Abstract of "Language-independent Speaker Anonymization Approach using Self-supervised Pre-trained Models":
Speaker anonymization aims to protect the privacy of the speakers while preserving the spoken linguistic information from speech. Current mainstream neural network speaker anonymization system is complicated, containing F0 extractor, speaker encoder, automatic speech recognition acoustic model (ASR AM), speech synthesis acoustic model (SS AM) and speech waveform generation model.
Moreover, as an ASR AM is language-dependent, trained on English data, it is hard to adapt into another language.
In this paper, we propose a simpler SSL-based method for language-independent speaker anonymization without any explicit language-dependent model, which can be easily used for other languages.
Extensive experiments are conducted on VoicePrivacy Challenge (VPC) 2020 datasets in English and AISHELL-3 datasets in Mandarin to demonstrate the effectiveness of our proposed SSL-based language-independent speaker anonymization method.

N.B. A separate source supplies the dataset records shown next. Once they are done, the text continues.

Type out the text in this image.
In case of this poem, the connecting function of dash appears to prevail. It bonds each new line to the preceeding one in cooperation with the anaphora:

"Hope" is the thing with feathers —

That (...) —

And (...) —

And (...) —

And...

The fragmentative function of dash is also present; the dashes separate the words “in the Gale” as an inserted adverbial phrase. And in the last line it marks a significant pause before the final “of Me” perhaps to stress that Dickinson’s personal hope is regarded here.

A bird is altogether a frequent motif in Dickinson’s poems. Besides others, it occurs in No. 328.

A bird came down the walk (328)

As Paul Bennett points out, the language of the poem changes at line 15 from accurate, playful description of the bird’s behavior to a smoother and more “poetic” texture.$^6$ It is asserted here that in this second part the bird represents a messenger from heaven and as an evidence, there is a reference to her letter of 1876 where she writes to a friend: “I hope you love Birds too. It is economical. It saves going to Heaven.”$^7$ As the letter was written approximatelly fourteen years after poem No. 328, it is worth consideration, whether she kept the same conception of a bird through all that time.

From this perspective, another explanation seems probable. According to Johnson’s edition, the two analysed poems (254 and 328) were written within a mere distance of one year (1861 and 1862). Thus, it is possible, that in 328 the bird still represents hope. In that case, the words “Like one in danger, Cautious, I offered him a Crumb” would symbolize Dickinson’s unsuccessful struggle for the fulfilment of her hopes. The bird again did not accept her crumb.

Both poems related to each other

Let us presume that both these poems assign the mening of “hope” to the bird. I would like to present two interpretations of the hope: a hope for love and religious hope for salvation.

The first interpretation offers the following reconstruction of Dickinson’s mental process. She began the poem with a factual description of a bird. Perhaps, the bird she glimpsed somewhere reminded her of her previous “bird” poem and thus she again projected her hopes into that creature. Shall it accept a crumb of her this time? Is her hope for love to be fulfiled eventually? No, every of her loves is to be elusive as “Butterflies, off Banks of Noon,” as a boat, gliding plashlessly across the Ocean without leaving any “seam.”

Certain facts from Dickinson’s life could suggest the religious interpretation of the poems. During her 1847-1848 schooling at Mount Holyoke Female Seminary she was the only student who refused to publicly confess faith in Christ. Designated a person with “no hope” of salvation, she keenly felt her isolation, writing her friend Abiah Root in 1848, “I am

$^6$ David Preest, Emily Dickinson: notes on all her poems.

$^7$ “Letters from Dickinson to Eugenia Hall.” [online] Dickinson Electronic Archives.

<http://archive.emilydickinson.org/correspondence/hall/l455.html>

Abstract of "Analyzing Language-Independent Speaker Anonymization Framework under Unseen Conditions":
In our previous work, we proposed a language-independent speaker anonymization system based on self-supervised learning models. Although the system can anonymize speech data of any language, the anonymization was imperfect, and the speech content of the anonymized speech was distorted. This limitation is more severe when the input speech is from a domain unseen in the training data.

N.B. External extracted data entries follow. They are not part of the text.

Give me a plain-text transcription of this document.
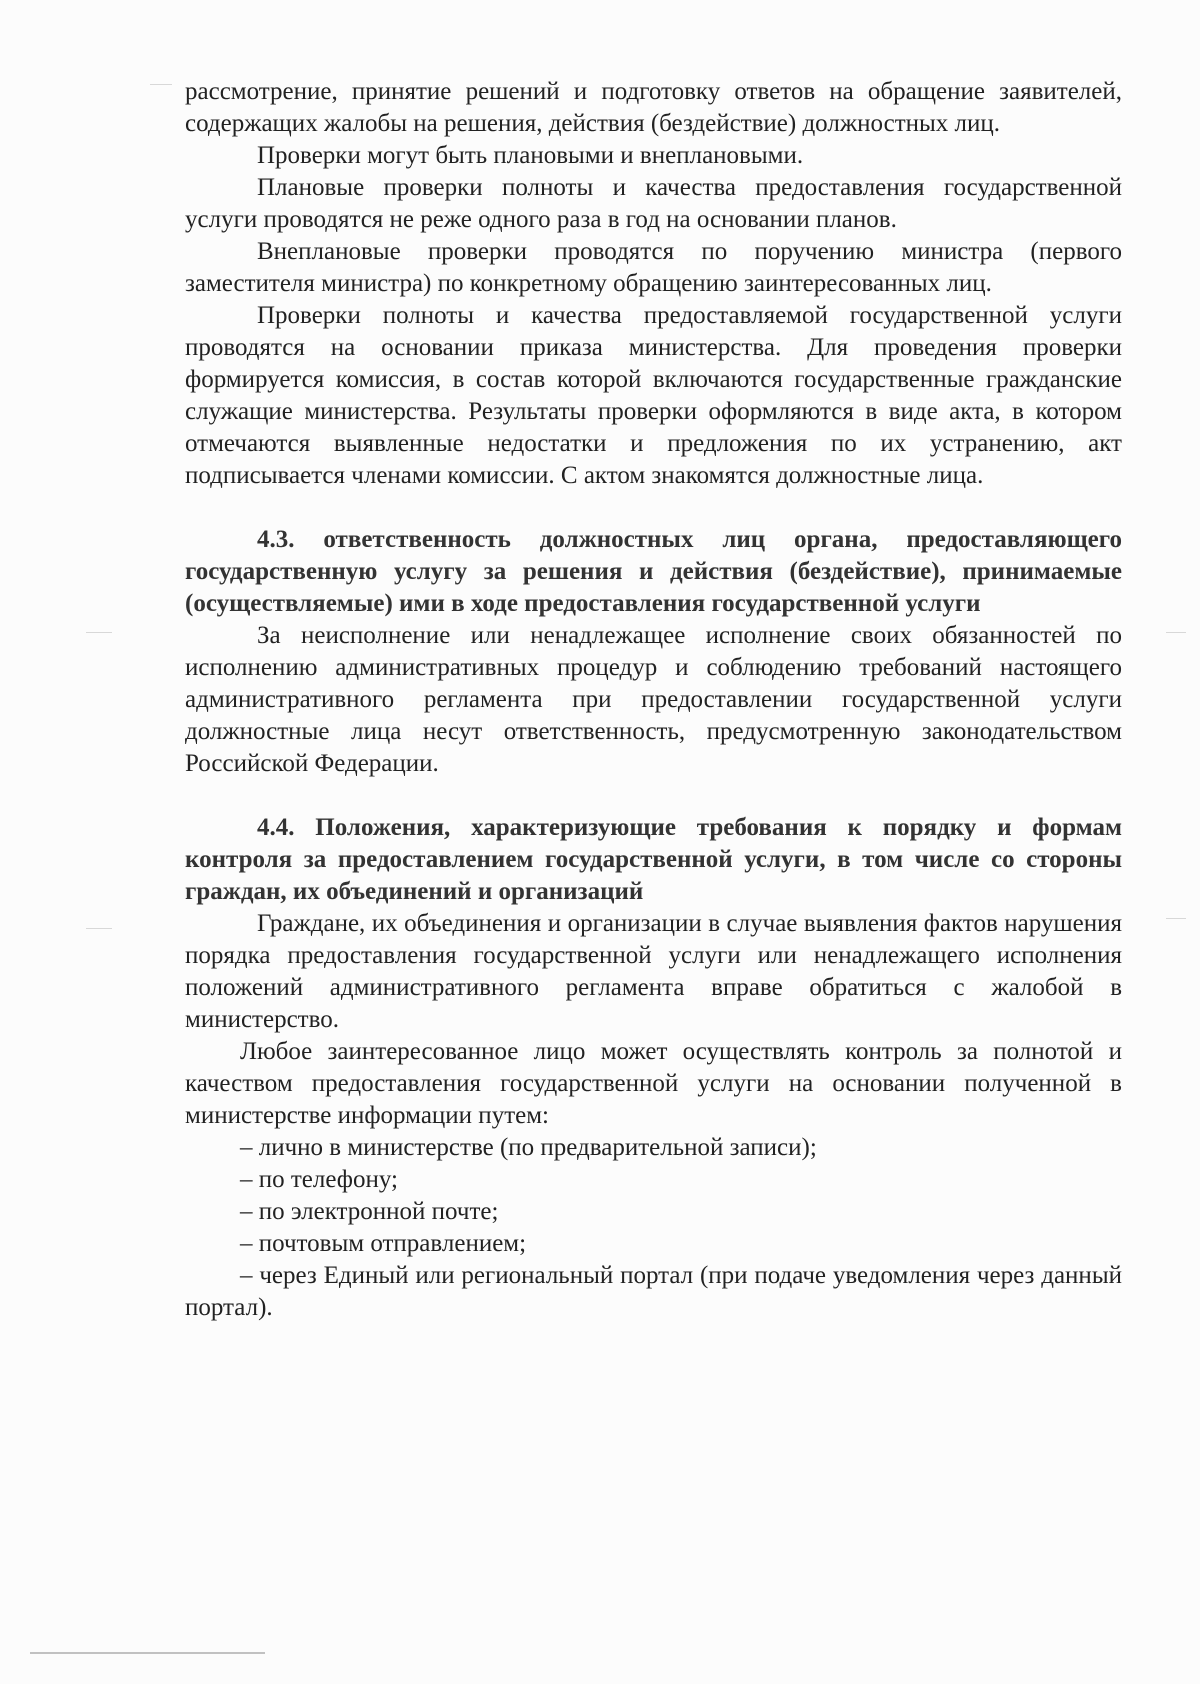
рассмотрение, принятие решений и подготовку ответов на обращение заявителей, содержащих жалобы на решения, действия (бездействие) должностных лиц.

Проверки могут быть плановыми и внеплановыми.

Плановые проверки полноты и качества предоставления государственной услуги проводятся не реже одного раза в год на основании планов.

Внеплановые проверки проводятся по поручению министра (первого заместителя министра) по конкретному обращению заинтересованных лиц.

Проверки полноты и качества предоставляемой государственной услуги проводятся на основании приказа министерства. Для проведения проверки формируется комиссия, в состав которой включаются государственные гражданские служащие министерства. Результаты проверки оформляются в виде акта, в котором отмечаются выявленные недостатки и предложения по их устранению, акт подписывается членами комиссии. С актом знакомятся должностные лица.

4.3. ответственность должностных лиц органа, предоставляющего государственную услугу за решения и действия (бездействие), принимаемые (осуществляемые) ими в ходе предоставления государственной услуги

За неисполнение или ненадлежащее исполнение своих обязанностей по исполнению административных процедур и соблюдению требований настоящего административного регламента при предоставлении государственной услуги должностные лица несут ответственность, предусмотренную законодательством Российской Федерации.

4.4. Положения, характеризующие требования к порядку и формам контроля за предоставлением государственной услуги, в том числе со стороны граждан, их объединений и организаций

Граждане, их объединения и организации в случае выявления фактов нарушения порядка предоставления государственной услуги или ненадлежащего исполнения положений административного регламента вправе обратиться с жалобой в министерство.

Любое заинтересованное лицо может осуществлять контроль за полнотой и качеством предоставления государственной услуги на основании полученной в министерстве информации путем:

– лично в министерстве (по предварительной записи);

– по телефону;

– по электронной почте;

– почтовым отправлением;

– через Единый или региональный портал (при подаче уведомления через данный портал).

This study analyzed the bottleneck of the anonymization system under unseen conditions. It was found that the domain (e.g., language and channel) mismatch between the training and test data affected the neural waveform vocoder and anonymized speaker vectors, which limited the performance of the whole system. Increasing the training data diversity for the vocoder was found to be helpful to reduce its implicit language and channel dependency. Furthermore, a simple correlation-alignment-based domain adaption strategy was found to be significantly effective to alleviate the mismatch on the anonymized speaker vectors.
Abstract of "Language-independent speaker anonymization using orthogonal Householder neural network":
Speaker anonymization aims to conceal a speaker's identity while preserving content information in speech.

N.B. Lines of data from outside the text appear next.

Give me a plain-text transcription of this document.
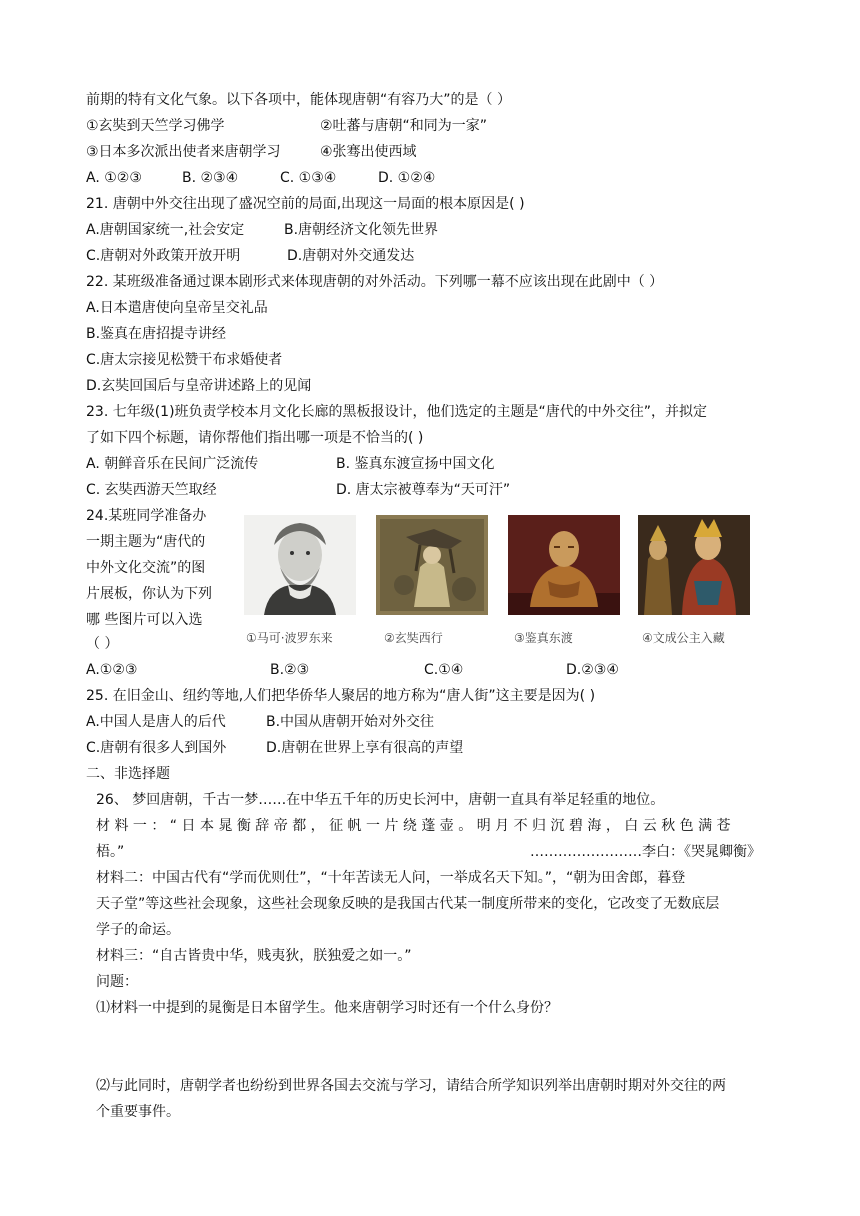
前期的特有文化气象。以下各项中，能体现唐朝“有容乃大”的是（ ）
①玄奘到天竺学习佛学	②吐蕃与唐朝“和同为一家”
③日本多次派出使者来唐朝学习	④张骞出使西域
A. ①②③	B. ②③④	C. ①③④	D. ①②④
21. 唐朝中外交往出现了盛况空前的局面,出现这一局面的根本原因是( )
A.唐朝国家统一,社会安定	B.唐朝经济文化领先世界
C.唐朝对外政策开放开明	D.唐朝对外交通发达
22. 某班级准备通过课本剧形式来体现唐朝的对外活动。下列哪一幕不应该出现在此剧中（ ）
A.日本遣唐使向皇帝呈交礼品
B.鉴真在唐招提寺讲经
C.唐太宗接见松赞干布求婚使者
D.玄奘回国后与皇帝讲述路上的见闻
23. 七年级(1)班负责学校本月文化长廊的黑板报设计，他们选定的主题是“唐代的中外交往”，并拟定
了如下四个标题，请你帮他们指出哪一项是不恰当的( )
A. 朝鲜音乐在民间广泛流传	B. 鉴真东渡宣扬中国文化
C. 玄奘西游天竺取经	D. 唐太宗被尊奉为“天可汗”
24.某班同学准备办
一期主题为“唐代的
中外文化交流”的图
片展板，你认为下列
哪 些图片可以入选
（ ）	①马可·波罗东来	②玄奘西行	③鉴真东渡	④文成公主入藏
A.①②③	B.②③	C.①④	D.②③④
25. 在旧金山、纽约等地,人们把华侨华人聚居的地方称为“唐人街”这主要是因为( )
A.中国人是唐人的后代	B.中国从唐朝开始对外交往
C.唐朝有很多人到国外	D.唐朝在世界上享有很高的声望
二、非选择题
26、 梦回唐朝，千古一梦……在中华五千年的历史长河中，唐朝一直具有举足轻重的地位。
材 料 一 ： “ 日 本 晁 衡 辞 帝 都 ， 征 帆 一 片 绕 蓬 壶 。 明 月 不 归 沉 碧 海 ， 白 云 秋 色 满 苍
梧。”	……………………李白：《哭晁卿衡》
材料二：中国古代有“学而优则仕”，“十年苦读无人问，一举成名天下知。”，“朝为田舍郎，暮登
天子堂”等这些社会现象，这些社会现象反映的是我国古代某一制度所带来的变化，它改变了无数底层
学子的命运。
材料三：“自古皆贵中华，贱夷狄，朕独爱之如一。”
问题：
⑴材料一中提到的晁衡是日本留学生。他来唐朝学习时还有一个什么身份？
⑵与此同时，唐朝学者也纷纷到世界各国去交流与学习，请结合所学知识列举出唐朝时期对外交往的两
个重要事件。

Current mainstream neural-network speaker anonymization systems disentangle speech into prosody-related, content, and speaker representations.
The speaker representation is then anonymized by a selection-based speaker anonymizer that uses a mean vector over a set of randomly selected speaker vectors from an external pool of English speakers.
However, the resulting anonymized vectors are subject to severe privacy leakage against powerful attackers, reduction in speaker diversity, and language mismatch problems for unseen language speaker anonymization.
To generate diverse, language-neutral speaker vectors, this paper proposes an anonymizer based on an orthogonal Householder neural network (OHNN).
Specifically, the OHNN acts like a rotation to transform the original speaker vectors into anonymized speaker vectors, which are constrained to follow the distribution over the original speaker vector space.
A basic classification loss is introduced to ensure that anonymized speaker vectors from different speakers have unique speaker identities.
To further protect speaker identities, an improved classification loss and similarity loss are used to push original-anonymized sample pairs away from each other.
Experiments on VoicePrivacy Challenge datasets in English and the AISHELL-3 dataset in Mandarin demonstrate the proposed anonymizer's effectiveness.